Out of the 8% of complaints against judges in 2021 that Ombudsman for Judicial Complaints Uri Shoham found to be valid, 28% related to dragging out proceedings, a significant spike compared to past years, an annual report said Wednesday.
The review took place against the backdrop of the public corruption trial of former prime minister Benjamin Netanyahu and several controversial High Court of Justice rulings that have put the judiciary in right-wing politicians’ crosshairs.
Since the report is about the year 2021, it also occurred during the coronavirus, which officials have described as an unprecedented challenge for the judicial branch. COVID-19 had both closed and reduced judicial operations for significant periods.
In 2019, the Ombudsman found that only 20% of the valid complaints against judges were related to dragging out proceedings.

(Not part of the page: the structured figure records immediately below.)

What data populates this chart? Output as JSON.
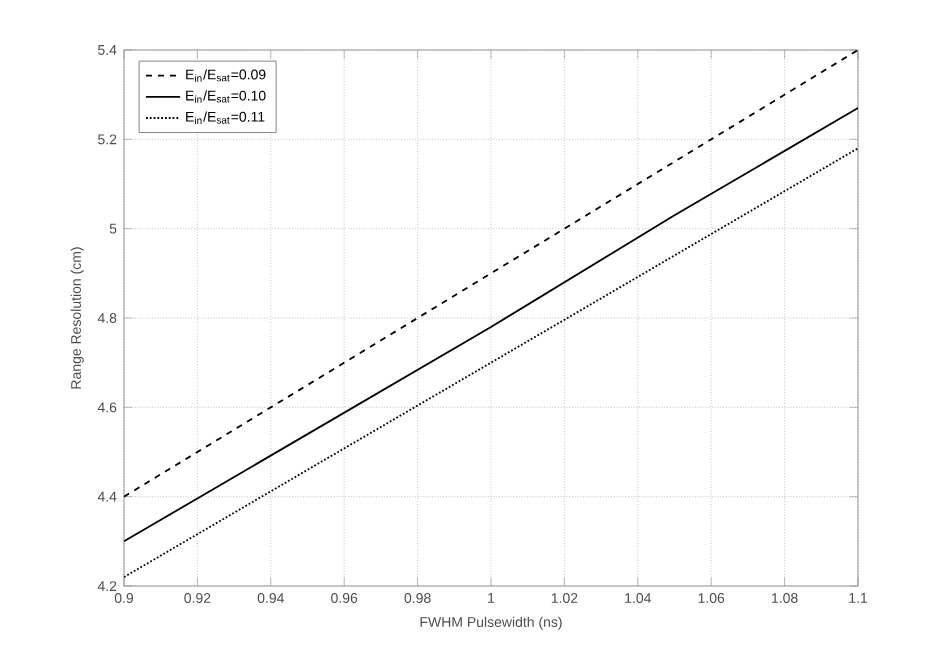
{
  "chart_data": {
    "type": "line",
    "xlabel": "FWHM Pulsewidth (ns)",
    "ylabel": "Range Resolution (cm)",
    "x": [
      0.9,
      0.95,
      1.0,
      1.05,
      1.1
    ],
    "series": [
      {
        "name": "E$_{in}$/E$_{sat}$=0.09",
        "color": "#000000",
        "line_style": "dashed",
        "values": [
          4.4,
          4.65,
          4.9,
          5.15,
          5.4
        ]
      },
      {
        "name": "E$_{in}$/E$_{sat}$=0.10",
        "color": "#000000",
        "line_style": "solid",
        "values": [
          4.3,
          4.54,
          4.78,
          5.03,
          5.27
        ]
      },
      {
        "name": "E$_{in}$/E$_{sat}$=0.11",
        "color": "#000000",
        "line_style": "dotted",
        "values": [
          4.22,
          4.46,
          4.7,
          4.94,
          5.18
        ]
      }
    ],
    "xlim": [
      0.9,
      1.1
    ],
    "xticks": [
      0.9,
      0.92,
      0.94,
      0.96,
      0.98,
      1,
      1.02,
      1.04,
      1.06,
      1.08,
      1.1
    ],
    "ylim": [
      4.2,
      5.4
    ],
    "yticks": [
      4.2,
      4.4,
      4.6,
      4.8,
      5,
      5.2,
      5.4
    ],
    "grid": true,
    "legend": "top left"
  }
}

Shoham, a former Supreme Court justice, said he specifically flagged the issue for the judicial branch so that they would pay special attention to it.
Besides that statistic, the report showed a slightly reduced total number of complaints compared to 2019 and improvement in some categories.

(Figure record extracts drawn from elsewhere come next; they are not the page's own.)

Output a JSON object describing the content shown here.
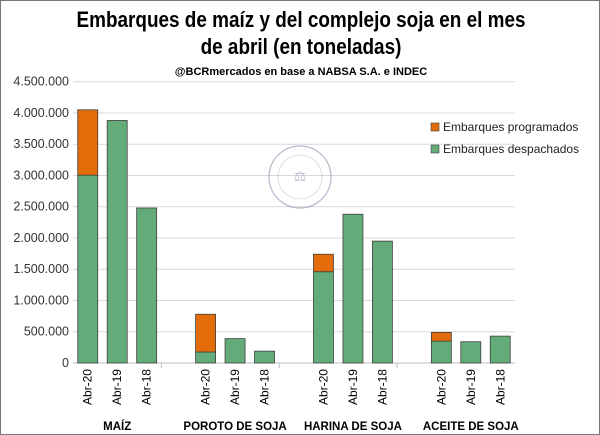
{
  "chart_data": {
    "type": "bar",
    "stacked": true,
    "title_line1": "Embarques de maíz y del complejo soja en el mes",
    "title_line2": "de abril (en toneladas)",
    "subtitle": "@BCRmercados en base a NABSA S.A. e INDEC",
    "groups": [
      "MAÍZ",
      "POROTO DE SOJA",
      "HARINA DE SOJA",
      "ACEITE DE SOJA"
    ],
    "categories": [
      "Abr-20",
      "Abr-19",
      "Abr-18"
    ],
    "series": [
      {
        "name": "Embarques despachados",
        "color": "#63AB79",
        "values": [
          [
            3005000,
            3880000,
            2480000
          ],
          [
            176000,
            390000,
            190000
          ],
          [
            1460000,
            2380000,
            1950000
          ],
          [
            350000,
            340000,
            430000
          ]
        ]
      },
      {
        "name": "Embarques programados",
        "color": "#E36C0A",
        "values": [
          [
            1045000,
            0,
            0
          ],
          [
            604000,
            0,
            0
          ],
          [
            280000,
            0,
            0
          ],
          [
            140000,
            0,
            0
          ]
        ]
      }
    ],
    "legend_order": [
      "Embarques programados",
      "Embarques despachados"
    ],
    "legend_position": "top-right",
    "yticks": [
      "0",
      "500.000",
      "1.000.000",
      "1.500.000",
      "2.000.000",
      "2.500.000",
      "3.000.000",
      "3.500.000",
      "4.000.000",
      "4.500.000"
    ],
    "ylim": [
      0,
      4500000
    ],
    "grid": true,
    "watermark": "BOLSA DE COMERCIO DE ROSARIO"
  }
}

In 2019, there were 965 complaints, whereas there were only 926 complaints in 2020 and 903 in 2021 – although this number was still higher than numbers earlier in the decade.
What caused the complaint spike?
It was unclear whether trends regarding the total volume of complaints were impacted the most by better access to the complaint-filing process, better or worse judicial conduct or unique circumstances due to COVID-19.

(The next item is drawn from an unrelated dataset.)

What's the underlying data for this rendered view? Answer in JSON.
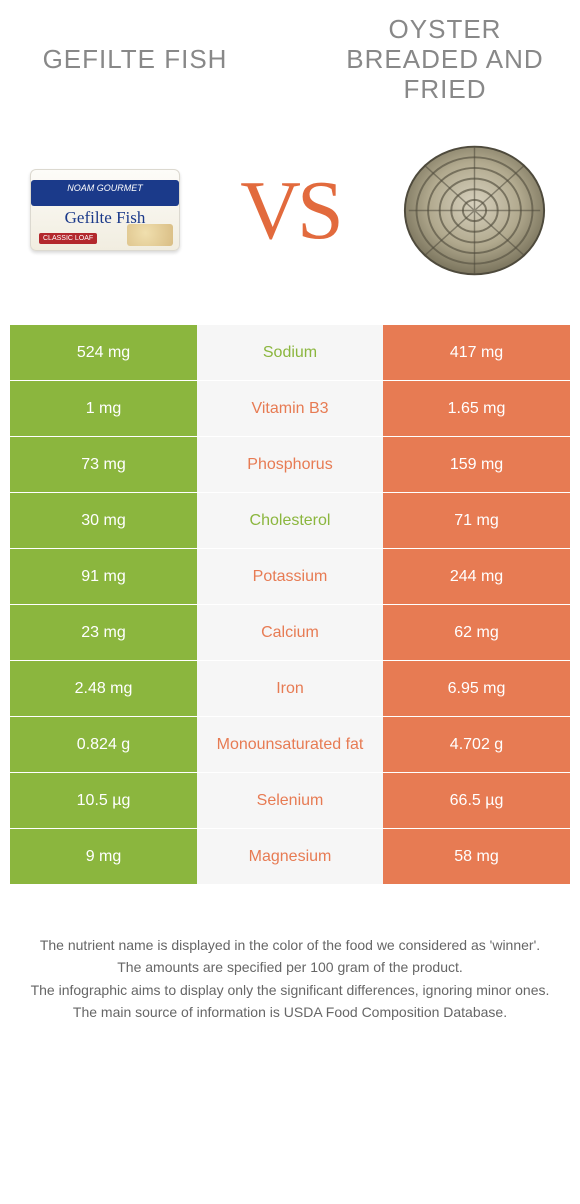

According to the report, the office completed full substantive evaluations and decisions of 554 complaints in 2021, making up 60% of the total decisions made – mirroring the 548 complaints decided in 2020, which also made up 60% of the total decisions made.
Other decisions could have been made with only a preliminary review of the facts being necessary.
18% of the complaints, or 98 complaints, were found either to be completely valid or to require a minor negative citation of a judge’s conduct, even if the broader substance of the complaint was rejected – compared to 20% of the complaints, or 108 complaints, in 2020.
Though 28% of the valid complaints related to the prolonging of judicial hearings was much higher than in 2020, it was still lower than the 38% in 2019.
The other sorts of valid complaints showed only minor changes.
Despite the corona outbreak, the report stated that the Ombudsman’s office succeeded in reducing the amount of time it had taken to address complaints from an average of 54 days in 2020, 59 days in 2019 and 83 days in 2018, to only 45 days in 2021.
The report flagged a noticeable rise in complaints against family court judges from 130 in 2018, to 184 in 2019, to 193 in 2020, and to 210 in 2021.
A statement said that this issue was highlighted for the judicial branch to give it special attention.